• Posthuman Art Network

Rowan Lear

Rowan Lear (they/she) is an artist, writer and researcher, currently based in Glasgow, Scotland. Working across photography, writing, sculpture, moving image and installation, Rowan has exhibited, participated in artist residencies and presented their research throughout Europe and North America. In 2018-19, Rowan organised Planetary Processing, a peer-led forum for artists concerned with ecology, geology and the bodily at The Photographers' Gallery, London. In 2021, Rowan was awarded a PhD for a project studying the embodiment of the photographer, combining archival research and media archaeology with posthumanist and new materialist philosophy.


Website:

https://rowanlear.org


Project Statement

“A crystal is endowed with an infinite power of growth; its growth may be stopped, but never finished.” – Gilbert Simondon

Working as a collaborative duo, Rowan and Anastasia A Khodyreva (A) attend to a world inflamed, acidifying, warming and melting. Considering crystalline becoming as a more fitting model for worldmaking than the binary pair of matter and form, the project seeks to address not the formation of things, but their dissolution.

We understand crystallisation and dissolution, not as metaphors but as concrete “political matterings” (Neimanis 2013), real processes which are already underway in the atmospheres around us and within our bodies. The calcium carbonate shells of creatures off the coast of Finland and Scotland decompose in acidifying water, just as glaciers evanesce out of the valleys they carved.

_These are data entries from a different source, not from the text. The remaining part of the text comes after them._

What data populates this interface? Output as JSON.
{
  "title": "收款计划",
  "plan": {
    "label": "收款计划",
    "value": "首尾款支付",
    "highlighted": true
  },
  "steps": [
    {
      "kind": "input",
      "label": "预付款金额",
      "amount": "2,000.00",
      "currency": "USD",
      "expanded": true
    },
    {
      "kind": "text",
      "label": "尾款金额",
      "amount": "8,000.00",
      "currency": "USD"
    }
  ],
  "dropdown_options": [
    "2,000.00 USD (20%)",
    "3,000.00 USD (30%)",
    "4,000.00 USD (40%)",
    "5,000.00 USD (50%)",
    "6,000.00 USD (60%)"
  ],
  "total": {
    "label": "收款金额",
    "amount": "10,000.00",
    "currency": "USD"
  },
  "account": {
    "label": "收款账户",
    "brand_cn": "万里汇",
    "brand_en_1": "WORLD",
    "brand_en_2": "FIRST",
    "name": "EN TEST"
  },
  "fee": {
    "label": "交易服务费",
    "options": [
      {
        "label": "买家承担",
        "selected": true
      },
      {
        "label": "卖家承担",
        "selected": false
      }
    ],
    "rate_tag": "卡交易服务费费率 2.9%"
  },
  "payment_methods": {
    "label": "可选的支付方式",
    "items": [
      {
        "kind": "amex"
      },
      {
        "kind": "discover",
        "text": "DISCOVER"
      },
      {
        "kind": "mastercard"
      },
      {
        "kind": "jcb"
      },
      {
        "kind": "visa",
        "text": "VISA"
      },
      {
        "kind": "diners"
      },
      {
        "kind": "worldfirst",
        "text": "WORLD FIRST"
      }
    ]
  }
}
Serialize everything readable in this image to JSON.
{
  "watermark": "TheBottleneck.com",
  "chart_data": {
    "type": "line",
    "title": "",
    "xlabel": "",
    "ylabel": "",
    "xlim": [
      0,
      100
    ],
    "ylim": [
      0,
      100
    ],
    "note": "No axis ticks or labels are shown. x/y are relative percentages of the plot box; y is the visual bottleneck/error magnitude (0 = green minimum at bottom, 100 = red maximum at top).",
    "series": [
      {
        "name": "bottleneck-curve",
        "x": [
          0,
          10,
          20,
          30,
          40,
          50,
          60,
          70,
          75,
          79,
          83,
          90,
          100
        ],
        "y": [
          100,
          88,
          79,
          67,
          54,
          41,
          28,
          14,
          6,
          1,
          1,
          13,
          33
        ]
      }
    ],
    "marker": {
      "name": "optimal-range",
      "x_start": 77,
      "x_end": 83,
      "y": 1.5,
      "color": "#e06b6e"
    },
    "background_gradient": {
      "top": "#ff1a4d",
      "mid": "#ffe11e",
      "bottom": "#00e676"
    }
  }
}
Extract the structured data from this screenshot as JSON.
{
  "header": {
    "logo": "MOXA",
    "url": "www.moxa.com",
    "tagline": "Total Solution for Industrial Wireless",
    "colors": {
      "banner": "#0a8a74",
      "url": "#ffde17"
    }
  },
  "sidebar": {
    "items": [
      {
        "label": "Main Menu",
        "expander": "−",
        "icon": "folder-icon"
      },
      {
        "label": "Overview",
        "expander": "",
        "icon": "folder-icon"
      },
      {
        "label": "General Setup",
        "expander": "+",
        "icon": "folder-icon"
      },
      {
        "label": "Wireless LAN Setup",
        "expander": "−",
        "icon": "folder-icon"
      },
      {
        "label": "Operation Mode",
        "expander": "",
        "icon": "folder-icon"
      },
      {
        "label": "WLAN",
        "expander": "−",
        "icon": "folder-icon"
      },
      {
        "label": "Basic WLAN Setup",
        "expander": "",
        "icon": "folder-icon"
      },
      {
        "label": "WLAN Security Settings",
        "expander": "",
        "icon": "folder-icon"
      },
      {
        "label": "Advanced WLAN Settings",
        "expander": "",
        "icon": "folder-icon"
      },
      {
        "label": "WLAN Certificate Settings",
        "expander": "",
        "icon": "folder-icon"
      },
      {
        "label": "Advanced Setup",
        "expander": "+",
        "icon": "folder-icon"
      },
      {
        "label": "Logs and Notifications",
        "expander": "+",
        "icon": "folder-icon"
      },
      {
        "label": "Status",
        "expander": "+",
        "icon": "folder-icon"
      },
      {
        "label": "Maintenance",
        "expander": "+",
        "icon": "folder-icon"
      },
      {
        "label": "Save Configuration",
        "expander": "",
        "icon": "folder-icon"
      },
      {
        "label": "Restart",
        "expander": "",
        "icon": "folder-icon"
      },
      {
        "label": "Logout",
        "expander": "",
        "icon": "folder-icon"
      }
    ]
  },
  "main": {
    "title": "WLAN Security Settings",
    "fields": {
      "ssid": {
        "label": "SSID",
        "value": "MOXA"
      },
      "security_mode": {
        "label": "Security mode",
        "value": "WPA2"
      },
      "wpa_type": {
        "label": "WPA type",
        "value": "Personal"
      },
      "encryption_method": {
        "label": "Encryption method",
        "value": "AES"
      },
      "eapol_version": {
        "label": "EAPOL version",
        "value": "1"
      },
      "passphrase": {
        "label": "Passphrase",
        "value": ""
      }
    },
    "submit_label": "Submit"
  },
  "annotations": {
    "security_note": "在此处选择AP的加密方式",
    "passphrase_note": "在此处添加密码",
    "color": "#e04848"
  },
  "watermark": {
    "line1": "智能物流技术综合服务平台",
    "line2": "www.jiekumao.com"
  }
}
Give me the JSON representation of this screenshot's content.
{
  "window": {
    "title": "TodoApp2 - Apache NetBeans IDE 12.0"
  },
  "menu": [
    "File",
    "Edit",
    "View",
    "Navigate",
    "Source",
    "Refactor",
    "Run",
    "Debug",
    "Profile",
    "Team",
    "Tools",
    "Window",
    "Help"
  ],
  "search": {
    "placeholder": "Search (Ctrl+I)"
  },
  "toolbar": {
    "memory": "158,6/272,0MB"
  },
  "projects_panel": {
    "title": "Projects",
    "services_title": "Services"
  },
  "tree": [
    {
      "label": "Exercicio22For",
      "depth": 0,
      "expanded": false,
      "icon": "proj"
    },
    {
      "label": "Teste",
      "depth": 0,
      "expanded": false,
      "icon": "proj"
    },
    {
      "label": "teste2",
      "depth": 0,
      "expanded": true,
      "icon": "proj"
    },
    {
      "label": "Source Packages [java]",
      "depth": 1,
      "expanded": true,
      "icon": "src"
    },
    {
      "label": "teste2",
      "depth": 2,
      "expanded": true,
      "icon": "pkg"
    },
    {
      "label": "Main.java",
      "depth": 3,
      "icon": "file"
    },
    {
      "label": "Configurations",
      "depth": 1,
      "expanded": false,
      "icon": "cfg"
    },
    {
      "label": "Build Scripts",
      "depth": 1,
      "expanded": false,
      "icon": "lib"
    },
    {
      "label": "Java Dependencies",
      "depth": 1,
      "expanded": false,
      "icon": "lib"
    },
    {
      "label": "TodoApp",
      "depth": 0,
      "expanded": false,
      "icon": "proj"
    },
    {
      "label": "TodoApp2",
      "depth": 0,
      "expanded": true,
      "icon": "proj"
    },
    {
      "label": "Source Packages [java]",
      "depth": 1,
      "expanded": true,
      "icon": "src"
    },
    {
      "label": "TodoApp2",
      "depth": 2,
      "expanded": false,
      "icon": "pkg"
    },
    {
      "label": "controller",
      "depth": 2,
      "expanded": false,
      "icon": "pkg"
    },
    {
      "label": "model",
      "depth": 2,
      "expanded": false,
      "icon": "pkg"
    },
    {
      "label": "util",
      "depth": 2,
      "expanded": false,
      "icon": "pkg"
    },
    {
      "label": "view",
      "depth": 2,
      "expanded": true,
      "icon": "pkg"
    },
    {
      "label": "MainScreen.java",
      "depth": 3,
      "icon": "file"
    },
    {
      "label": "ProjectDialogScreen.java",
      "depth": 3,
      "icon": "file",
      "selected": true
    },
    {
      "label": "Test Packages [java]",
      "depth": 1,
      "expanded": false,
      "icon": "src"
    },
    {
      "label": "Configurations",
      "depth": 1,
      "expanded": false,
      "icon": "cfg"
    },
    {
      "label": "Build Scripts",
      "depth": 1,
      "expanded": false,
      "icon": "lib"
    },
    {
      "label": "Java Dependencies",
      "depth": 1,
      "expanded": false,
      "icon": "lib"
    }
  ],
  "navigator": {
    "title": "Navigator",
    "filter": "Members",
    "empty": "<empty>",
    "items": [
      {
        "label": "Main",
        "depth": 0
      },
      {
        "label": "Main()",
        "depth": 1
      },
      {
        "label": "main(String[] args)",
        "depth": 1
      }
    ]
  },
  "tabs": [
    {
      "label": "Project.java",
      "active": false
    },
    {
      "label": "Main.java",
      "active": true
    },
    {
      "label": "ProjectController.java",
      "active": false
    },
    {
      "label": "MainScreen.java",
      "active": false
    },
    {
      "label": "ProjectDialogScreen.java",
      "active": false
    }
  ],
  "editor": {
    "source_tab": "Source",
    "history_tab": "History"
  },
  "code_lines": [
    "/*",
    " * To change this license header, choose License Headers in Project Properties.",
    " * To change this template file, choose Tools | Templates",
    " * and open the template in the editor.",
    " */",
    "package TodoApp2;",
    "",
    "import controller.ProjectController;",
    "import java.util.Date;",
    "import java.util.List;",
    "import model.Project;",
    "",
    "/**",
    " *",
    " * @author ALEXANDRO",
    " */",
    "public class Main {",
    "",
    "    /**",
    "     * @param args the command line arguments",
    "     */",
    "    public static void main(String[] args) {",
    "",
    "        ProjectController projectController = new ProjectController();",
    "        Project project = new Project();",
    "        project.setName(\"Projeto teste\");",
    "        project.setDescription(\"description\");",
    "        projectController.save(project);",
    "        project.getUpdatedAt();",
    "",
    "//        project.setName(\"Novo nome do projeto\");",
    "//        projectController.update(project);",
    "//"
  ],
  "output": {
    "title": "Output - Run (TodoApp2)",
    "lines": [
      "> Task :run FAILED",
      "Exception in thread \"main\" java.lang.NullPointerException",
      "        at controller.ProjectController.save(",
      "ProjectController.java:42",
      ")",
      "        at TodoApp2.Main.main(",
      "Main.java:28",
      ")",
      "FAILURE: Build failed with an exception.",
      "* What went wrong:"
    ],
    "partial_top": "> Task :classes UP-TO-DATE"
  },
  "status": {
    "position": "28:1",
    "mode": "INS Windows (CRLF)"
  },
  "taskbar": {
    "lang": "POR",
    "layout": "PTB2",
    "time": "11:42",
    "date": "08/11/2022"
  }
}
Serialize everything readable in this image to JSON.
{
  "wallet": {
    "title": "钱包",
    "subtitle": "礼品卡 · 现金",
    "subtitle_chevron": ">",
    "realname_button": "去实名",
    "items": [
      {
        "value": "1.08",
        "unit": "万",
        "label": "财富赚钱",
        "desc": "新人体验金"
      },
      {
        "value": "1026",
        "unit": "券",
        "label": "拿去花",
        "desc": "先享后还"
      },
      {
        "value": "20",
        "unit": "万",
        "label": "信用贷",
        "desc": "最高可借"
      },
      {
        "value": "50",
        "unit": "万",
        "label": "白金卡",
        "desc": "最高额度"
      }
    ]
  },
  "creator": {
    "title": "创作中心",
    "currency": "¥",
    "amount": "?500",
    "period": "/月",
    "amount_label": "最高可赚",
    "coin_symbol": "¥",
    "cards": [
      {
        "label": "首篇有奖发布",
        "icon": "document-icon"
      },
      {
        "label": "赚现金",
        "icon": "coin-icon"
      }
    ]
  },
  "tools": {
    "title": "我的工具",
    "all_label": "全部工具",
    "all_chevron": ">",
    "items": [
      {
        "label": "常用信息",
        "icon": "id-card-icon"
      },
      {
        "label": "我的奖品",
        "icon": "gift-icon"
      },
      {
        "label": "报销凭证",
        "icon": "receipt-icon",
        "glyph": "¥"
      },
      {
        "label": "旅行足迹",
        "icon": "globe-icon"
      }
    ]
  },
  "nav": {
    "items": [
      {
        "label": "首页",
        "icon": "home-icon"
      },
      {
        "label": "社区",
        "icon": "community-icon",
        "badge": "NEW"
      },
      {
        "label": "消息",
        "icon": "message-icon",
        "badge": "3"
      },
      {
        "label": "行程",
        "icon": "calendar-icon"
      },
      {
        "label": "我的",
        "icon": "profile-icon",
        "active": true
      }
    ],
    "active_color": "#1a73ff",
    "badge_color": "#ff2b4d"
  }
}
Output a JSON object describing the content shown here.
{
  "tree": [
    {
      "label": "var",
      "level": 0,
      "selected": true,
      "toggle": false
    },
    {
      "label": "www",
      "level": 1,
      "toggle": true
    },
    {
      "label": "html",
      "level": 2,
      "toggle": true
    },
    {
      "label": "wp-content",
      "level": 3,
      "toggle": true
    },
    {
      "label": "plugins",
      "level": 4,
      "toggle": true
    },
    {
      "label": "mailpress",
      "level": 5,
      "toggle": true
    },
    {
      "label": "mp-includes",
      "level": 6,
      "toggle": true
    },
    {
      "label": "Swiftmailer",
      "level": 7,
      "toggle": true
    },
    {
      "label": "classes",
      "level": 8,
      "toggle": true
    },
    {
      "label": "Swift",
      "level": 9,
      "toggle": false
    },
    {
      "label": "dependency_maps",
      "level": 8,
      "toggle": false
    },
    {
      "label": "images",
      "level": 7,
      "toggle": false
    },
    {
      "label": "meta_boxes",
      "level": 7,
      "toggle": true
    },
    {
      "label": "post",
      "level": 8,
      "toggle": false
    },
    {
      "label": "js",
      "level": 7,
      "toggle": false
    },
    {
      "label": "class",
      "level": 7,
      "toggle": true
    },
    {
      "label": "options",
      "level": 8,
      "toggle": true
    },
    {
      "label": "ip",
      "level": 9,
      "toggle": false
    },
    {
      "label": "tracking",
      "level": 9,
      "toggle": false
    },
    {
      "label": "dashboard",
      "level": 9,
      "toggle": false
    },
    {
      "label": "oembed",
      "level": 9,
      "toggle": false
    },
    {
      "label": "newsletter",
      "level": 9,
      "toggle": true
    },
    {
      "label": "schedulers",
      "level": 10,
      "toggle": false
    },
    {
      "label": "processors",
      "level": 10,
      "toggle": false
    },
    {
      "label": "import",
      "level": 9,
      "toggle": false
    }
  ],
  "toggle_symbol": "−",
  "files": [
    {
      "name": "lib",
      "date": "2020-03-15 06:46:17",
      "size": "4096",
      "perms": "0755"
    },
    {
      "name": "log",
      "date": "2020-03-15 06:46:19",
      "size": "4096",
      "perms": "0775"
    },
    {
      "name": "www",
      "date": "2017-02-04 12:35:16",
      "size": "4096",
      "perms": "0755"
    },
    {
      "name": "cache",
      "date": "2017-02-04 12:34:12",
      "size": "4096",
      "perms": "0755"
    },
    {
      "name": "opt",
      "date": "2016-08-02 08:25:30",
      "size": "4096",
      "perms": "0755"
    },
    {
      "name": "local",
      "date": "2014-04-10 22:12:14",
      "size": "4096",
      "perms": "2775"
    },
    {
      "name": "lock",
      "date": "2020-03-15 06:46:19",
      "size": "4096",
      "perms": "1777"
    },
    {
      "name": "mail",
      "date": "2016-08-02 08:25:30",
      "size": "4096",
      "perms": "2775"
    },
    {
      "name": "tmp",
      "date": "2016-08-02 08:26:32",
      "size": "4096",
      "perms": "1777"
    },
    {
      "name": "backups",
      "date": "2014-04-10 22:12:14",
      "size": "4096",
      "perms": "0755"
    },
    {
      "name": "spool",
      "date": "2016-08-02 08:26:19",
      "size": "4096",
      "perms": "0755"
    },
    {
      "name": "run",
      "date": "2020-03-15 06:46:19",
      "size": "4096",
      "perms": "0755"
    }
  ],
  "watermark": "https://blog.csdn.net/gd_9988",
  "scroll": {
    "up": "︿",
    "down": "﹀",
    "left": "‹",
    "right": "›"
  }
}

​​As artists, academics and humans, we recognize that we are not separate but utterly implicated in the things we study. Our bodies are permeated by and ethically entangled with the occurrence of acidity, toxins and radioactivity. We too, must “dwell in the dissolve” (Alaimo 2016).

If shimmering, dissolving and melting is the world’s present mode of existence, we seek the potential of deliquescence, becoming liquid. We will be alive to the “powerful fantasies of transformation, whether destructive or reformative” (Leslie 2016), which cling to crystalline bodies.

Delving into the abandoned mineral mines of South West Scotland, Rowan will examine with touch, sound and partial vision the glittering and crystalline residue of nineteenth century extraction. Rowan will absorb these material seepages in conversation with Michel Serres’ proposal that philosophy might dwell in the darkness of a cave – where “thinking is much less like the day than like the night, where every star shines like a diamond, where every galaxy flows like a river of pearls, where every planet, like a mirror, reflects the light it receives” (Serres in Braidotti, 2017).